Last edited by Uncorrelated on Wed Oct 14, 2020 10:39 am, edited 1 time in total.
kabob
Posts: 110
Joined: Wed Oct 16, 2019 9:01 am
Location: Loudon, Tn

Re: Why is Large Growth disliked?

Post by kabob »

Why is Large Growth disliked? – Simply, cause growth is outside the philosophy, practices and disciplines of BogleiIsm. Perhaps for good reason – one has to learn how to deal with Market Conditions when deviating from BoglePhilosophy. Yes, literally decades can be Lost, or Gained!
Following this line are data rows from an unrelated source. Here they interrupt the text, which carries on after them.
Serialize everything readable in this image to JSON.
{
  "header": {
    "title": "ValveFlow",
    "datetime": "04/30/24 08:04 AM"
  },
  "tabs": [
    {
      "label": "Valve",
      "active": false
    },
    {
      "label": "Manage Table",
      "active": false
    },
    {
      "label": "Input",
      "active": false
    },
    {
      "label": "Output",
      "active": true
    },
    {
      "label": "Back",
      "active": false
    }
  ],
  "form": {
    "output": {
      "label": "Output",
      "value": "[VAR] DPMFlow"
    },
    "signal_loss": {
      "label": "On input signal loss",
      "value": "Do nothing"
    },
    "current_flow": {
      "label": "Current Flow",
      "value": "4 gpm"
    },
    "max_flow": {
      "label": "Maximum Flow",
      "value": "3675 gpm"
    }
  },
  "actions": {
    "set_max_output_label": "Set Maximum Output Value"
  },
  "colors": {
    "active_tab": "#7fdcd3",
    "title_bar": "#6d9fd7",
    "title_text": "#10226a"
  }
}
But, One must gain some understanding and measurement of Secular markets.
Here’s a good chart and measurements of the past Century of our Markets….
Image
For the complete article: “The Aftermath of 2020 – What’s Next?” :
https://stockcharts.com/articles/tradin ... il-85.html
It’s a good read…
(just disregard promotional adds and such – ya don’t need to join for charts, ChartSchool and public articles. I’ve used StockCharts as a non member(free) since 2005 and it’s a Great Resource! Made me a Lotta $,$$$,$$$++.
BoogleIsm Works!, been good for me( gave me a good start), but BogleIsm + ChartSchool is a New Level !!!
But ya gotta Pay Attention! )

And Oh Yea, I joined the party with Vug & Vgt – Love a Good Party! (cause I went to ChartSchool)
Last edited by kabob on Thu Oct 15, 2020 9:52 am, edited 3 times in total.